Bears cornerback Prince Amukamara didn't have the chance to see an NFL game in person until he was playing in one. Now, as a nine-year NFL veteran, he's making sure some Chicago-area kids won't have to wait to make it pro to see a game.
Amukamara is one of seven Bears players continuing a team tradition of players donating tickets to home games to local charities through the team's "Home Team Hand-Off" program. Through the program, players have the opportunity to purchase a block of season tickets and donate them to a charity of their choice. The charity then distributes the tickets to worthy recipients.
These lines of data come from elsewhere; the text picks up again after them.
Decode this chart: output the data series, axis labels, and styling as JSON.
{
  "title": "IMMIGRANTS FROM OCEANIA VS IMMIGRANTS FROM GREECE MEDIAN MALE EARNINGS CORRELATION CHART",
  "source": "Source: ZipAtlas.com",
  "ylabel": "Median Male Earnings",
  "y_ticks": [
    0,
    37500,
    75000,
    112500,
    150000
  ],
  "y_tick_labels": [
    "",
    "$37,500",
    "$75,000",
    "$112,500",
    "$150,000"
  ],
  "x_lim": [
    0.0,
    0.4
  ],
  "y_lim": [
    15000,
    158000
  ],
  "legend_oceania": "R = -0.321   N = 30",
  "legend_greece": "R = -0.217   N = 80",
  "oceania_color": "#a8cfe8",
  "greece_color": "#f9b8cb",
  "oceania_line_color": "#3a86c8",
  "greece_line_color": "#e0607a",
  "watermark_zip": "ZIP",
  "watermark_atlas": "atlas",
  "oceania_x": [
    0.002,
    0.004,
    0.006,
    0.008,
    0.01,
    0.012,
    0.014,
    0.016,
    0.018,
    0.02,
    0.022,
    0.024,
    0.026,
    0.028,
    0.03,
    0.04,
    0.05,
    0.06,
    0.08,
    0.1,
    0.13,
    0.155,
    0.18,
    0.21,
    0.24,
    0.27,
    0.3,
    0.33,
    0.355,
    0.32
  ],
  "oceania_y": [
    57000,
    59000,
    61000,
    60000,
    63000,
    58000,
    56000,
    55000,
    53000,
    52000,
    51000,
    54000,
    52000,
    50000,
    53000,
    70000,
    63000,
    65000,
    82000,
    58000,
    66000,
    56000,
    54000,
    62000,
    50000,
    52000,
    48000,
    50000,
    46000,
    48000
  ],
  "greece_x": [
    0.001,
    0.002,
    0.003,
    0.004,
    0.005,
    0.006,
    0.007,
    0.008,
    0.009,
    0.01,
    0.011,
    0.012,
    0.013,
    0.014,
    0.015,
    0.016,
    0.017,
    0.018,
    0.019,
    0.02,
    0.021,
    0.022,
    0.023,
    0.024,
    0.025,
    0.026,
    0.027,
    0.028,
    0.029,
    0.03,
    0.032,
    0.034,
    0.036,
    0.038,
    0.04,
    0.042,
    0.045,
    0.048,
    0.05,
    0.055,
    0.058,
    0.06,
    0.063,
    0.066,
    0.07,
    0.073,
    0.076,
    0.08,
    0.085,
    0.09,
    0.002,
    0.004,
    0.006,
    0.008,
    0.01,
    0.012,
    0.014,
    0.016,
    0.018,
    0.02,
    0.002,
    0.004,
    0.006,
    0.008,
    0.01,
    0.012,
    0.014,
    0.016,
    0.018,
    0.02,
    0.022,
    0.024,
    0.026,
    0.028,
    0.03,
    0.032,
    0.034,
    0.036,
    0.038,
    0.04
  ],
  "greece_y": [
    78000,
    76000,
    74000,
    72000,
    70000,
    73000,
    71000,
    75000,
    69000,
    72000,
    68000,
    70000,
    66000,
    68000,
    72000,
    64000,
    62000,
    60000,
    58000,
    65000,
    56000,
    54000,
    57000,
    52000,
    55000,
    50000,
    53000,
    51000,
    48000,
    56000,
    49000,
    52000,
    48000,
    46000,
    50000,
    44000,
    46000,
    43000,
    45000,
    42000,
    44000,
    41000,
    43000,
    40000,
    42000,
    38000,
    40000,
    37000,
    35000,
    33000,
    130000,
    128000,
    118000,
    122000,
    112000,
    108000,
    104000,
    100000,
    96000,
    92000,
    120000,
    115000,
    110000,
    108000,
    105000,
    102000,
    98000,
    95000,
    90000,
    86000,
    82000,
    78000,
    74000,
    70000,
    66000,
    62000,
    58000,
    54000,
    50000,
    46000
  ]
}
"I think it's huge for players to be a part of their community," Amukamara said. "Anytime a player goes to a different team or goes on a team, I think you have a responsibility to impact that community somehow, so I feel like 'Home Team Hand-Off' is a way that I could interact with the community."
In total, Bears players will donate more than 600 tickets throughout the course of the season with different players sponsoring recipient groups. Amukamara presents "The Other's Foundation," Jordan Howard presents "Howard's Huddle," Akiem Hicks presents "Akiem's Dreams," Charles Leno Jr. presents "Leno's Juniors," Kyle Long presents "Long's Legion," Danny Trevathan presents "Trevathan Nation" and Mitchell Trubisky presents "Tru's Crew."
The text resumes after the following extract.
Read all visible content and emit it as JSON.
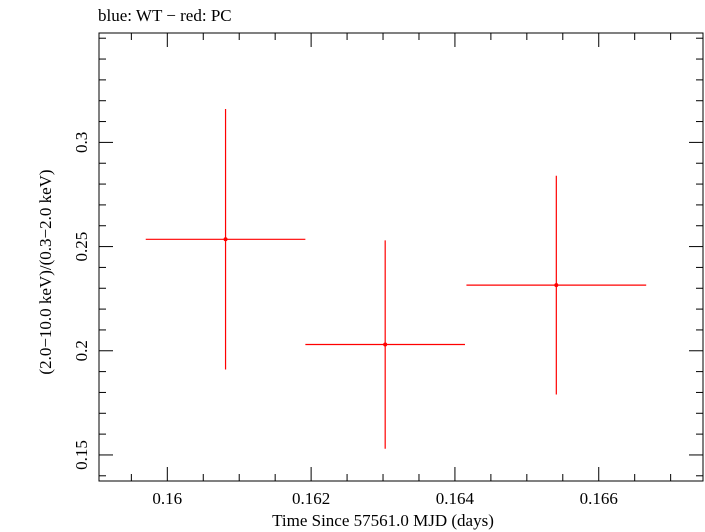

In 1999, former Bears offensive tackle Blake Brockermeyer donated tickets to a local Chicago charity. The following season, several teammates joined in and the "Home Team Hand-Off" initiative was born. Since its conception, Bears players have donated nearly 25,000 tickets to worthy charities.
This year Amukamara will team up with the Bloc Foundation, an organization that uses boxing as a tool to empower Chicago youth.
"I do have a heart and passion for empowering and the growth of young people," Amukamara said. "That's such a particular age where you want to get your hands on them quick and make sure they have a great foundation."
Howard got involved last season when he partnered with an organization that focused on pulmonary fibrosis, the disease that took Howard's father's life when Howard was just 12 years old. Entering his fourth season, he believes it's part of his role to give back and knows how special it will be for some of the recipients to attend a game.
"I love giving back," Howard said. "I've got to take advantage of this position I'm in right now because it won't last forever. I know a lot of these guys don't have the chance or they don't have the money, so they can't go to the games, so I just want to take them to the game and teach them that they can dream."
This year designated charities include Salvation Army, Special Olympics Chicago, Special Olympics Illinois, The Bloc Foundation, Allendale Association, Lambs Farm and USO of Illinois.